He probably couldn’t tell Sylvan. He would go back into the bar as if he hadn’t just had a conversation that changed his life. He saw perhaps he could forget the conversation, and put off his new life till the morning. A beautiful man was waiting for him and Robin glowed in the urgency and the lovely complacency of their wanting each other. He wanted nothing in his mind, in his sight, in his hands but Sylvan. He span back into the bar almost in a panic for Sylvan.
TWO
Alex left the engine running, and walked hesitantly to the gate; he wasn’t sure whether to open it and drive in, or to park outside in the lane. He saw the long roof of a cottage below, half-hidden by flowering trees, and a track of old bricks laid in the grass, where presumably a car could stand. To a town-dweller it seemed desirable to get a car in off the road; but perhaps a stronger sense of security would come from leaving it outside, ready for escape. He decided to back it up on to the verge, where it lay in long grass under a tall wild hedge. Climbing out and locking the door he brushed a hundred raindrops down across the canvas roof.
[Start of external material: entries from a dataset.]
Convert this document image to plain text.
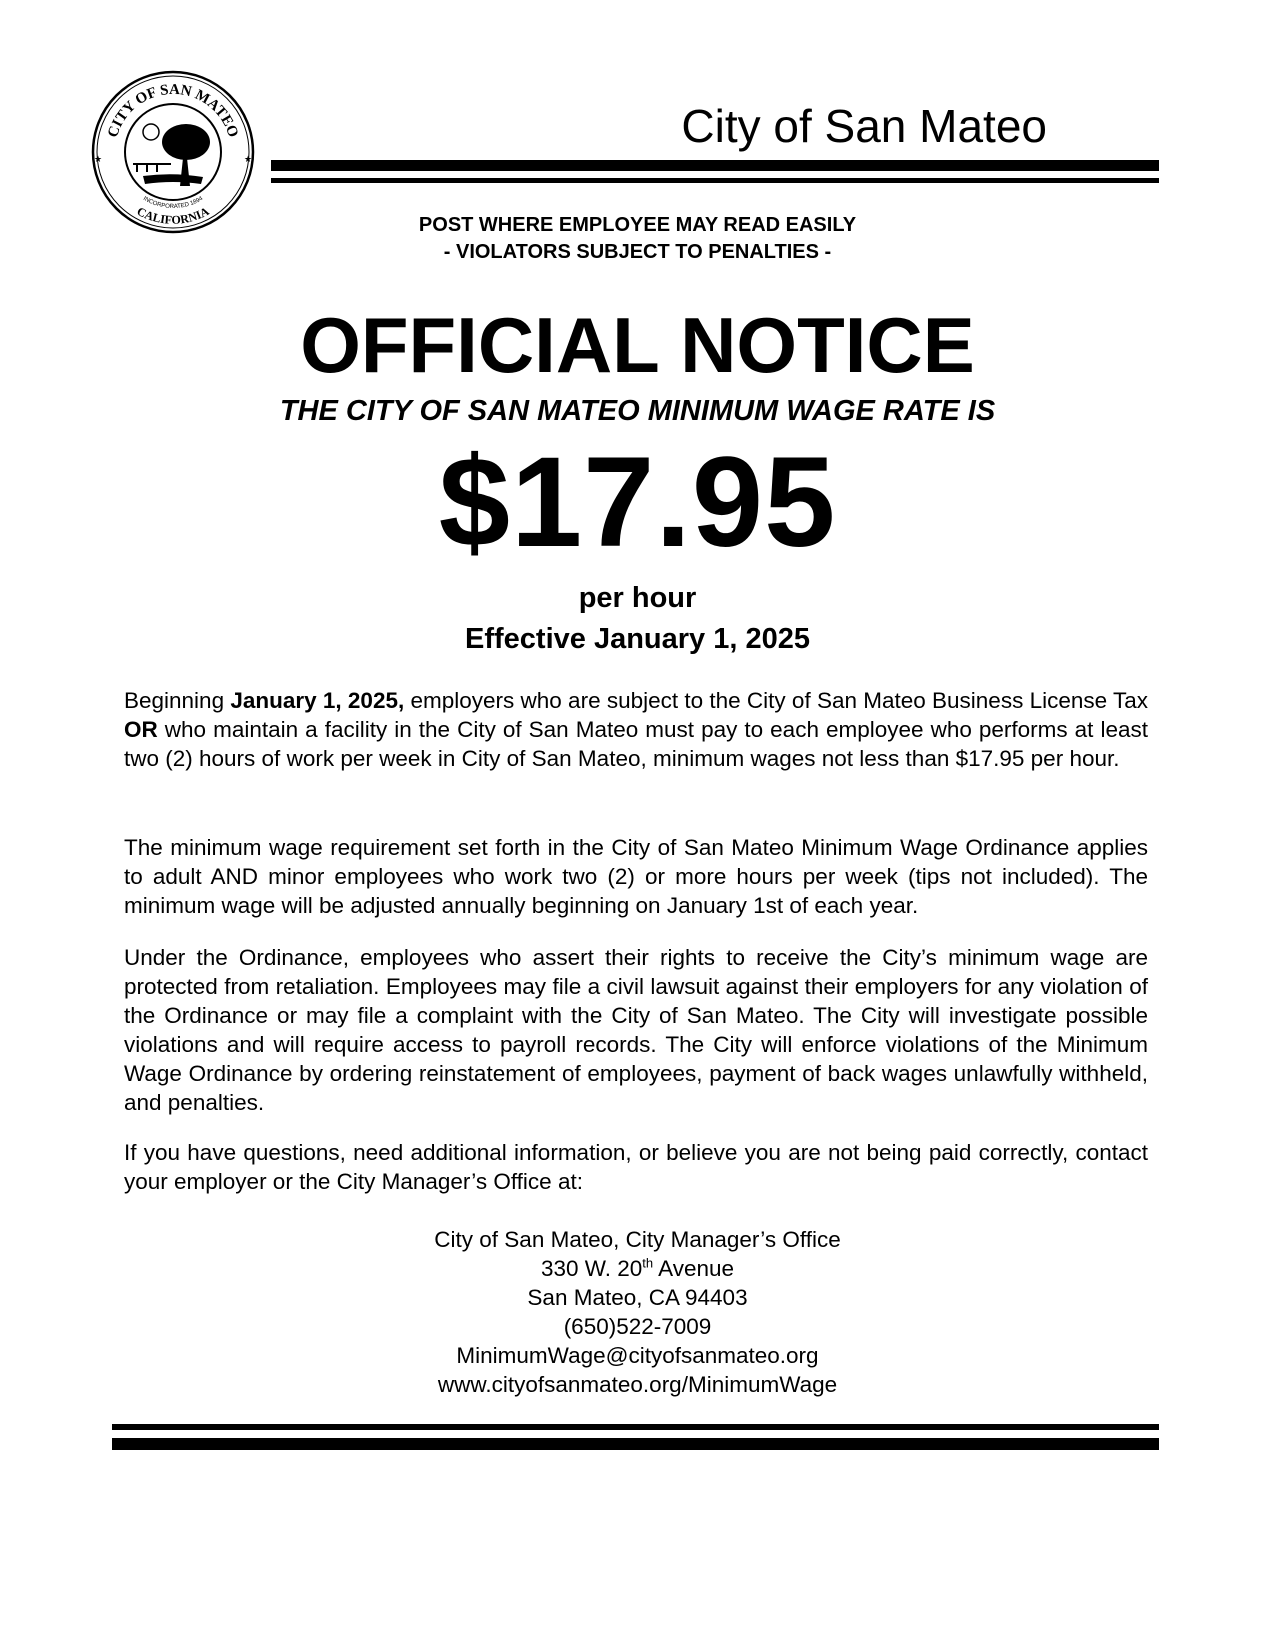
CITY OF SAN MATEO
CALIFORNIA
INCORPORATED 1894
★	★
City of San Mateo
POST WHERE EMPLOYEE MAY READ EASILY
- VIOLATORS SUBJECT TO PENALTIES -
OFFICIAL NOTICE
THE CITY OF SAN MATEO MINIMUM WAGE RATE IS
$17.95
per hour
Effective January 1, 2025
Beginning January 1, 2025, employers who are subject to the City of San Mateo Business License Tax OR who maintain a facility in the City of San Mateo must pay to each employee who performs at least two (2) hours of work per week in City of San Mateo, minimum wages not less than $17.95 per hour.
The minimum wage requirement set forth in the City of San Mateo Minimum Wage Ordinance applies to adult AND minor employees who work two (2) or more hours per week (tips not included). The minimum wage will be adjusted annually beginning on January 1st of each year.
Under the Ordinance, employees who assert their rights to receive the City’s minimum wage are protected from retaliation. Employees may file a civil lawsuit against their employers for any violation of the Ordinance or may file a complaint with the City of San Mateo. The City will investigate possible violations and will require access to payroll records. The City will enforce violations of the Minimum Wage Ordinance by ordering reinstatement of employees, payment of back wages unlawfully withheld, and penalties.
If you have questions, need additional information, or believe you are not being paid correctly, contact your employer or the City Manager’s Office at:
City of San Mateo, City Manager’s Office
330 W. 20th Avenue
San Mateo, CA 94403
(650)522-7009
MinimumWage@cityofsanmateo.org
www.cityofsanmateo.org/MinimumWage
May had been wet and chilly this year, the spring evenings robbed of their softness and height, the mornings slow and dark. Alex woke each day to the early creak of the central heating, and still, after seven months alone, reached out in a little fumbled ritual to put a hand on the pillow where Justin’s head should have been; or he shifted on to that side of the bed and lay there as if he was keeping himself company.